Najib clapped his hands. “Baba will say yes. I know he will. He’ll be so happy when this Nimruz project pays off that he’ll agree to anything.”
“You think so? It just feels like an impossible dream.”
“Zulaikha, people used to say the same thing about you having your mouth fixed. I would have said that about flying in a helicopter to an army base in Kandahar. It’s like Baba always says, these are good times. A new Afghanistan!”
“I don’t know,” I said, but I couldn’t hold back my smile.
“
I
know. We’ll talk to Baba together when he returns. If he can be convinced to get you your surgery, he’ll agree to let you go to a good Herat school.”
“Bale, Najib!” I practically squealed as I squeezed his arm.
My brother started the engine and turned the car around. “And we’ll make sure to invite Zeynab back home to visit us too!” Then he turned the music up loud and we both sang along in our own made-up English. It was one of the happiest afternoons I could remember.
We pulled up outside our compound as the sun was setting.
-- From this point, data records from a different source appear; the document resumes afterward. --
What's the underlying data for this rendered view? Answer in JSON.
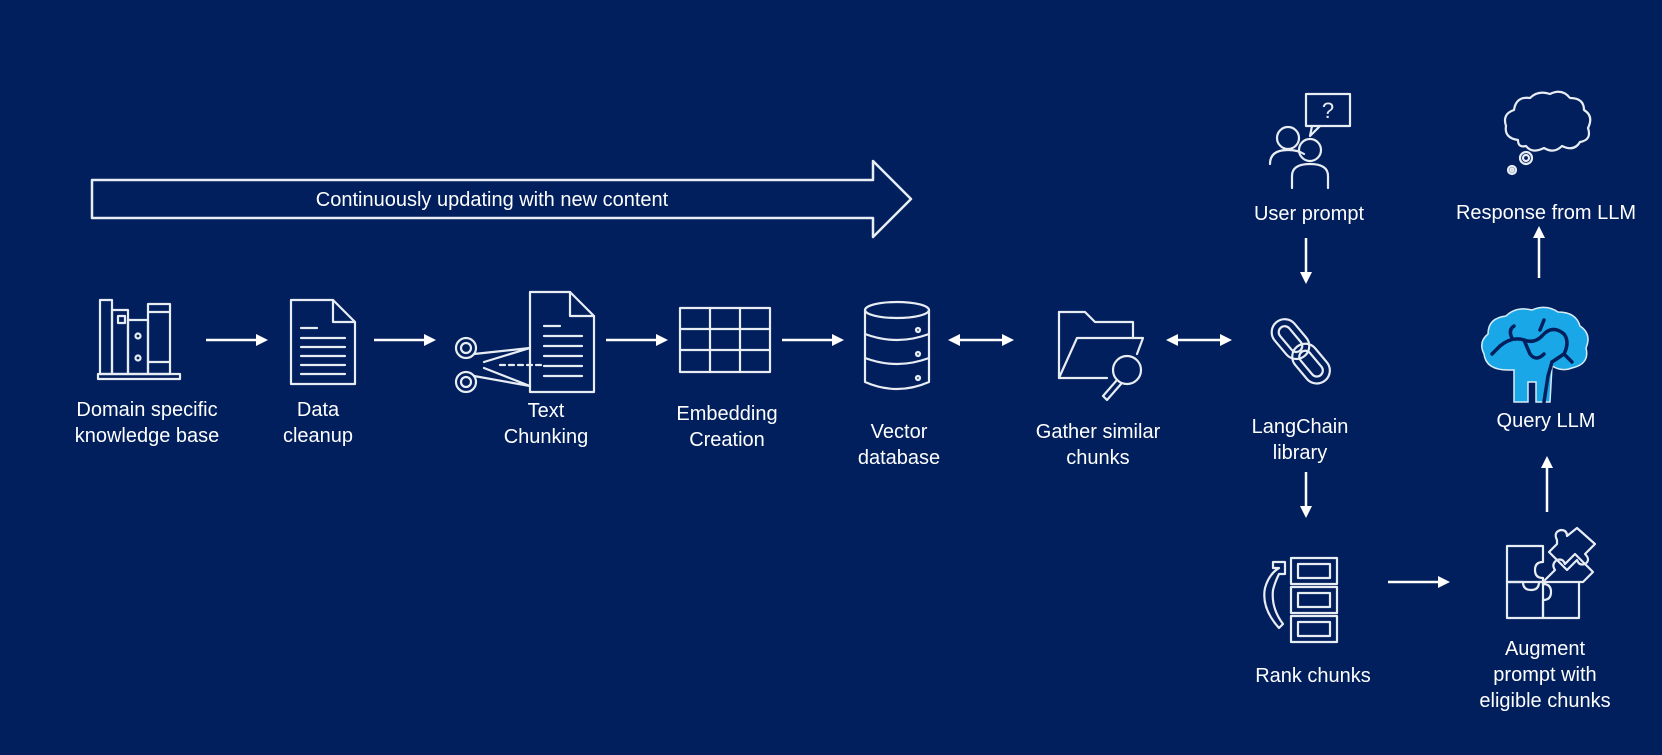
{
  "background_color": "#001f5c",
  "accent_color": "#1aa7e8",
  "banner": {
    "text": "Continuously updating with new content",
    "icon": "right-block-arrow"
  },
  "steps": {
    "knowledge_base": {
      "label_line1": "Domain specific",
      "label_line2": "knowledge base",
      "icon": "bookshelf-icon"
    },
    "data_cleanup": {
      "label_line1": "Data",
      "label_line2": "cleanup",
      "icon": "document-icon"
    },
    "text_chunking": {
      "label_line1": "Text",
      "label_line2": "Chunking",
      "icon": "scissors-document-icon"
    },
    "embedding_creation": {
      "label_line1": "Embedding",
      "label_line2": "Creation",
      "icon": "grid-table-icon"
    },
    "vector_database": {
      "label_line1": "Vector",
      "label_line2": "database",
      "icon": "database-icon"
    },
    "gather_similar": {
      "label_line1": "Gather similar",
      "label_line2": "chunks",
      "icon": "folder-search-icon"
    },
    "langchain": {
      "label_line1": "LangChain",
      "label_line2": "library",
      "icon": "chain-link-icon"
    },
    "user_prompt": {
      "label": "User prompt",
      "icon": "users-question-icon"
    },
    "rank_chunks": {
      "label": "Rank chunks",
      "icon": "rank-list-icon"
    },
    "augment_prompt": {
      "label_line1": "Augment",
      "label_line2": "prompt with",
      "label_line3": "eligible chunks",
      "icon": "puzzle-icon"
    },
    "query_llm": {
      "label": "Query LLM",
      "icon": "brain-icon"
    },
    "response": {
      "label": "Response from LLM",
      "icon": "thought-cloud-icon"
    }
  },
  "connectors": [
    {
      "from": "knowledge_base",
      "to": "data_cleanup",
      "direction": "right"
    },
    {
      "from": "data_cleanup",
      "to": "text_chunking",
      "direction": "right"
    },
    {
      "from": "text_chunking",
      "to": "embedding_creation",
      "direction": "right"
    },
    {
      "from": "embedding_creation",
      "to": "vector_database",
      "direction": "right"
    },
    {
      "from": "vector_database",
      "to": "gather_similar",
      "direction": "both"
    },
    {
      "from": "gather_similar",
      "to": "langchain",
      "direction": "both"
    },
    {
      "from": "user_prompt",
      "to": "langchain",
      "direction": "down"
    },
    {
      "from": "langchain",
      "to": "rank_chunks",
      "direction": "down"
    },
    {
      "from": "rank_chunks",
      "to": "augment_prompt",
      "direction": "right"
    },
    {
      "from": "augment_prompt",
      "to": "query_llm",
      "direction": "up"
    },
    {
      "from": "query_llm",
      "to": "response",
      "direction": "up"
    }
  ]
}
Najib honked the horn and waited for Malehkah or Khalid to open the big double car doors. He waited and then held down the horn button longer.
After the third horn blast, the doors swung open and Najib drove the car in. He shut off the motor and both of us climbed out as Malehkah closed the doors behind us. Waiting for her angry words, I stepped around the car, but instead I heard only her sniffling. She wiped tears from her eyes. We’d hurt her feelings, leaving her like that.
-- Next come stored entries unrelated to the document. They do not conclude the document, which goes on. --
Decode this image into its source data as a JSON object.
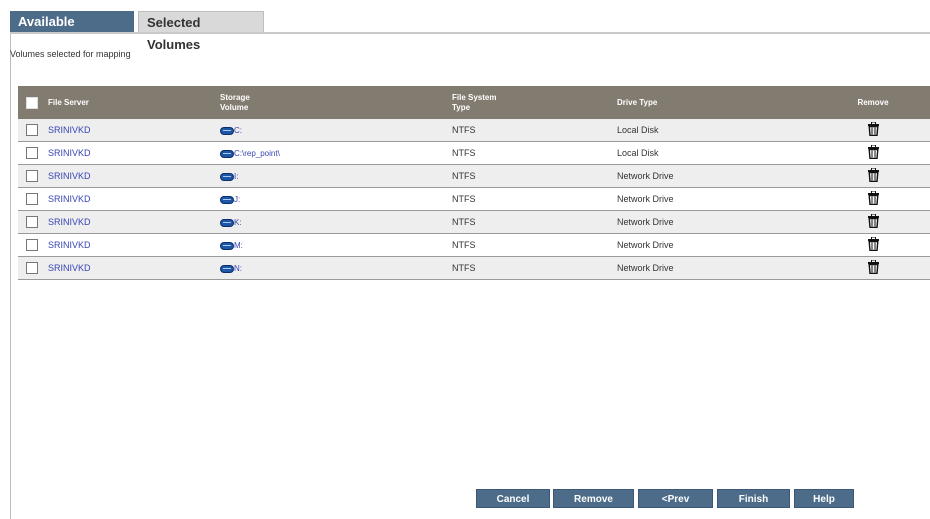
{
  "tabs": {
    "available": "Available Volumes",
    "selected": "Selected Volumes"
  },
  "subtitle": "Volumes selected for mapping",
  "table": {
    "headers": {
      "file_server": "File Server",
      "storage_volume_1": "Storage",
      "storage_volume_2": "Volume",
      "filesystem_type_1": "File System",
      "filesystem_type_2": "Type",
      "drive_type": "Drive Type",
      "remove": "Remove"
    },
    "rows": [
      {
        "server": "SRINIVKD",
        "volume": "C:",
        "fs": "NTFS",
        "drive": "Local Disk"
      },
      {
        "server": "SRINIVKD",
        "volume": "C:\\rep_point\\",
        "fs": "NTFS",
        "drive": "Local Disk"
      },
      {
        "server": "SRINIVKD",
        "volume": "I:",
        "fs": "NTFS",
        "drive": "Network Drive"
      },
      {
        "server": "SRINIVKD",
        "volume": "J:",
        "fs": "NTFS",
        "drive": "Network Drive"
      },
      {
        "server": "SRINIVKD",
        "volume": "K:",
        "fs": "NTFS",
        "drive": "Network Drive"
      },
      {
        "server": "SRINIVKD",
        "volume": "M:",
        "fs": "NTFS",
        "drive": "Network Drive"
      },
      {
        "server": "SRINIVKD",
        "volume": "N:",
        "fs": "NTFS",
        "drive": "Network Drive"
      }
    ]
  },
  "buttons": {
    "cancel": "Cancel",
    "remove": "Remove",
    "prev": "<Prev",
    "finish": "Finish",
    "help": "Help"
  },
  "icons": {
    "volume": "disk-drive-icon",
    "remove": "trash-icon"
  },
  "colors": {
    "tab_active": "#4d6c8a",
    "header_bg": "#827b70",
    "link": "#3744b4",
    "button": "#4d6c8a"
  }
}
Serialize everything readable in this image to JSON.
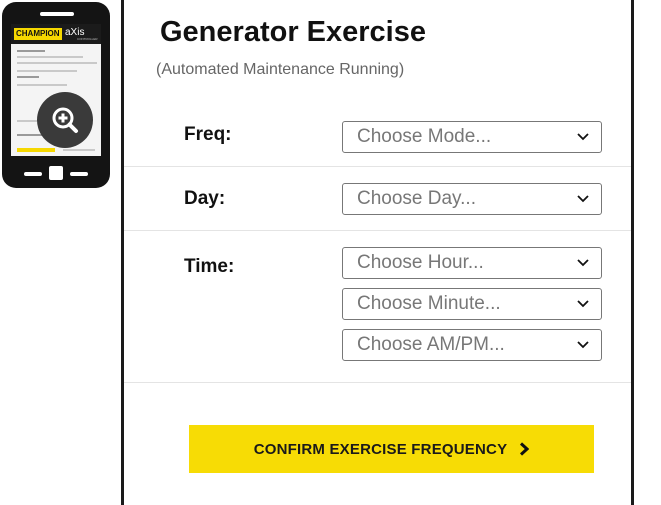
{
  "page": {
    "title": "Generator Exercise",
    "subtitle": "(Automated Maintenance Running)"
  },
  "thumbnail": {
    "brand": "CHAMPION",
    "product": "aXis",
    "product_sub": "CONTROLLER",
    "icon": "zoom-in-icon"
  },
  "fields": {
    "freq": {
      "label": "Freq:",
      "value": "Choose Mode..."
    },
    "day": {
      "label": "Day:",
      "value": "Choose Day..."
    },
    "time": {
      "label": "Time:",
      "hour": "Choose Hour...",
      "minute": "Choose Minute...",
      "ampm": "Choose AM/PM..."
    }
  },
  "confirm_button": {
    "label": "CONFIRM EXERCISE FREQUENCY",
    "icon": "chevron-right-icon"
  },
  "colors": {
    "accent_yellow": "#f7dc05",
    "phone_body": "#141414",
    "select_border": "#777777",
    "placeholder_text": "#777777"
  }
}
Somehow, even after all she had done to me, I felt bad for her. “Malehkah,” I said. “I’m sorry we —”
“Zeynab has been burned. They came with the news maybe twenty minutes after you left. I sent Khalid out to find you, but …” She struggled to speak. “They say it’s pretty bad.”
I couldn’t move. I wanted to scream, but I couldn’t breathe.
“Where?” Najib asked.
“All over her body.”
“Where is she?” Najib shouted.
Malehkah took a step back. “At the hospital in Farah.”
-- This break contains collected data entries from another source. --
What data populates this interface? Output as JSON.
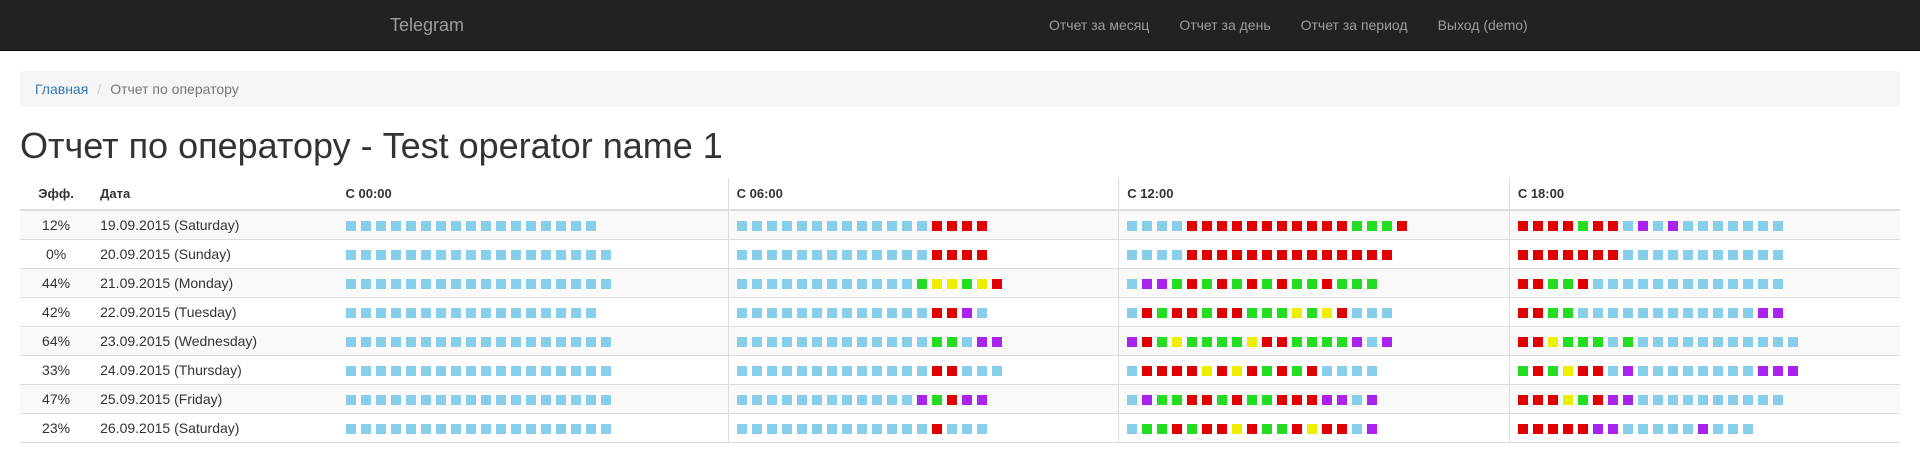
{
  "navbar": {
    "brand": "Telegram",
    "links": [
      "Отчет за месяц",
      "Отчет за день",
      "Отчет за период",
      "Выход (demo)"
    ]
  },
  "breadcrumb": {
    "home": "Главная",
    "current": "Отчет по оператору"
  },
  "page_title": "Отчет по оператору - Test operator name 1",
  "table": {
    "headers": [
      "Эфф.",
      "Дата",
      "С 00:00",
      "С 06:00",
      "С 12:00",
      "С 18:00"
    ],
    "legend_colors": {
      "b": "#87ceeb",
      "r": "#e00000",
      "g": "#22dd22",
      "y": "#eeee00",
      "p": "#aa22ee"
    },
    "rows": [
      {
        "eff": "12%",
        "date": "19.09.2015 (Saturday)",
        "blocks": [
          "bbbbbbbbbbbbbbbbb",
          "bbbbbbbbbbbbbrrrr",
          "bbbbrrrrrrrrrrrgggr",
          "rrrrgrrbpbpbbbbbbb"
        ]
      },
      {
        "eff": "0%",
        "date": "20.09.2015 (Sunday)",
        "blocks": [
          "bbbbbbbbbbbbbbbbbb",
          "bbbbbbbbbbbbbrrrr",
          "bbbbrrrrrrrrrrrrrr",
          "rrrrrrrbbbbbbbbbbb"
        ]
      },
      {
        "eff": "44%",
        "date": "21.09.2015 (Monday)",
        "blocks": [
          "bbbbbbbbbbbbbbbbbb",
          "bbbbbbbbbbbbgyygyr",
          "bppgrgrgrgrggrggg",
          "rrggrbbbbbbbbbbbbb"
        ]
      },
      {
        "eff": "42%",
        "date": "22.09.2015 (Tuesday)",
        "blocks": [
          "bbbbbbbbbbbbbbbbb",
          "bbbbbbbbbbbbbrrpb",
          "brgrrgrrgggygyrbbb",
          "rrggbbbbbbbbbbbbpp"
        ]
      },
      {
        "eff": "64%",
        "date": "23.09.2015 (Wednesday)",
        "blocks": [
          "bbbbbbbbbbbbbbbbbb",
          "bbbbbbbbbbbbbggbpp",
          "prgyggggyrrggggpbp",
          "rrygggbgbbbbbbbbbbb"
        ]
      },
      {
        "eff": "33%",
        "date": "24.09.2015 (Thursday)",
        "blocks": [
          "bbbbbbbbbbbbbbbbbb",
          "bbbbbbbbbbbbbrrbbb",
          "brrrryryrgrgrbbbb",
          "grgyrrbpbbbbbbbbppp"
        ]
      },
      {
        "eff": "47%",
        "date": "25.09.2015 (Friday)",
        "blocks": [
          "bbbbbbbbbbbbbbbbbb",
          "bbbbbbbbbbbbpgrpp",
          "bpggrrgrggrrrppbp",
          "rrrygrppbbbbbbbbbb"
        ]
      },
      {
        "eff": "23%",
        "date": "26.09.2015 (Saturday)",
        "blocks": [
          "bbbbbbbbbbbbbbbbbb",
          "bbbbbbbbbbbbbrbbb",
          "bggrgrryrggryrrbp",
          "rrrrrppbbbbbpbbb"
        ]
      }
    ]
  }
}
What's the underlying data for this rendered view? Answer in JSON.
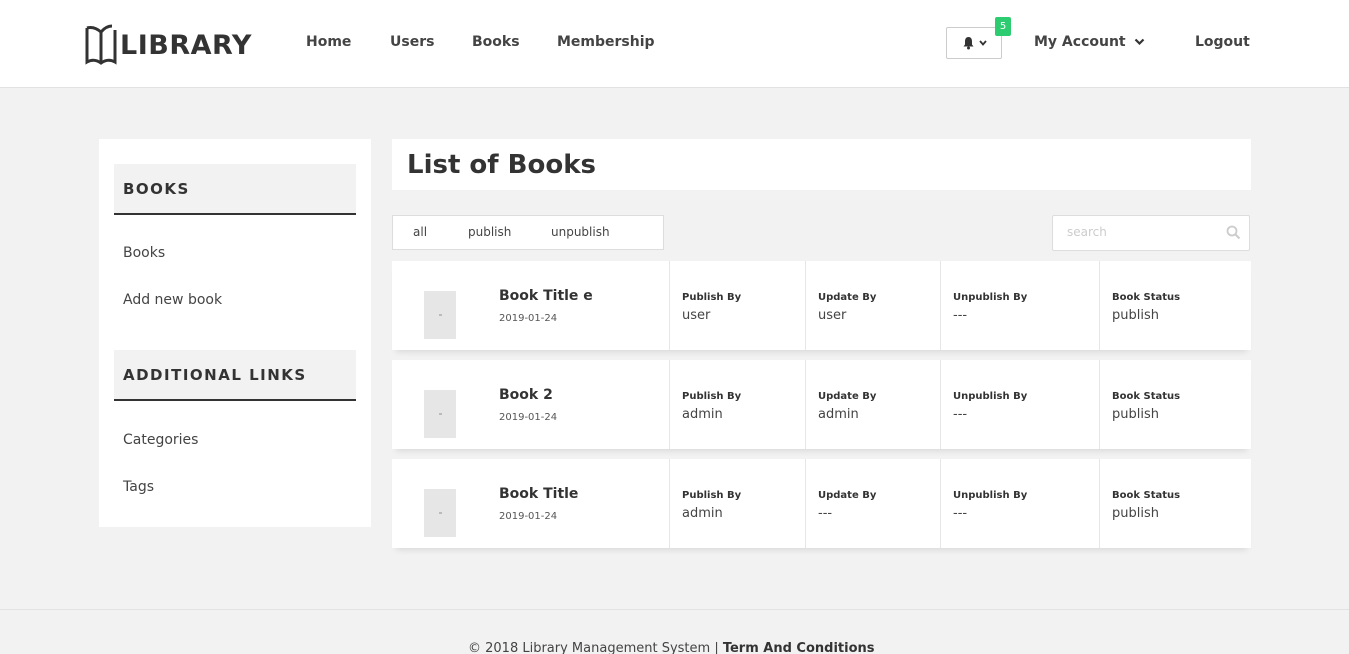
{
  "header": {
    "logo_text": "LIBRARY",
    "nav": [
      "Home",
      "Users",
      "Books",
      "Membership"
    ],
    "notification_count": "5",
    "account_label": "My Account",
    "logout_label": "Logout"
  },
  "sidebar": {
    "section1_title": "BOOKS",
    "section1_links": [
      "Books",
      "Add new book"
    ],
    "section2_title": "ADDITIONAL LINKS",
    "section2_links": [
      "Categories",
      "Tags"
    ]
  },
  "main": {
    "title": "List of Books",
    "filters": [
      "all",
      "publish",
      "unpublish"
    ],
    "search_placeholder": "search",
    "column_labels": {
      "publish_by": "Publish By",
      "update_by": "Update By",
      "unpublish_by": "Unpublish By",
      "status": "Book Status"
    },
    "books": [
      {
        "title": "Book Title e",
        "date": "2019-01-24",
        "publish_by": "user",
        "update_by": "user",
        "unpublish_by": "---",
        "status": "publish"
      },
      {
        "title": "Book 2",
        "date": "2019-01-24",
        "publish_by": "admin",
        "update_by": "admin",
        "unpublish_by": "---",
        "status": "publish"
      },
      {
        "title": "Book Title",
        "date": "2019-01-24",
        "publish_by": "admin",
        "update_by": "---",
        "unpublish_by": "---",
        "status": "publish"
      }
    ]
  },
  "footer": {
    "copyright": "© 2018 Library Management System  |",
    "terms_link": "Term And Conditions"
  },
  "colors": {
    "badge": "#2ecc71",
    "background": "#f2f2f2"
  }
}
Najib ran to the corner of the compound and grabbed a big white plastic jug. He opened the gas cap and stuck in a plastic funnel. But even with that, his shaking hands still spilled some fuel. After a few minutes, when gas overflowed and splashed back out, Najib cursed. “Get me a wet rag!” he snapped. He dumped the extra gas on the ground. When Malehkah returned with a dripping cloth, Najib washed his hands the best he could before running around to the driver’s seat.
I rushed forward to the passenger side. Malehkah grabbed me as I opened the door. “Zulaikha, you should —”
“She’s my
sister
!” I slapped her hand away and slammed the door closed behind me. The motor was already running and Najib leaned against the horn, screaming curses at Malehkah to open the door.
“Najib?” I asked. He didn’t answer, backing the car out of the compound before driving off down our street. “Najib?”
“Be quiet!” He leaned forward, staring carefully ahead as he drove the car faster and faster, spinning the back wheels out in loose rocks on some curves, slamming the brakes
when we came upon a deep rut in the road. Every time he had to slow down, he cursed or hit his fist down on the dashboard.
I rubbed my hands together and then put them over my face. My legs shook. The afternoon’s kabob wanted to come back up. Zeynab was burned. What did that mean? How was she burned? What happened?
“Maybe it’s not so bad,” I said. Then the tears came.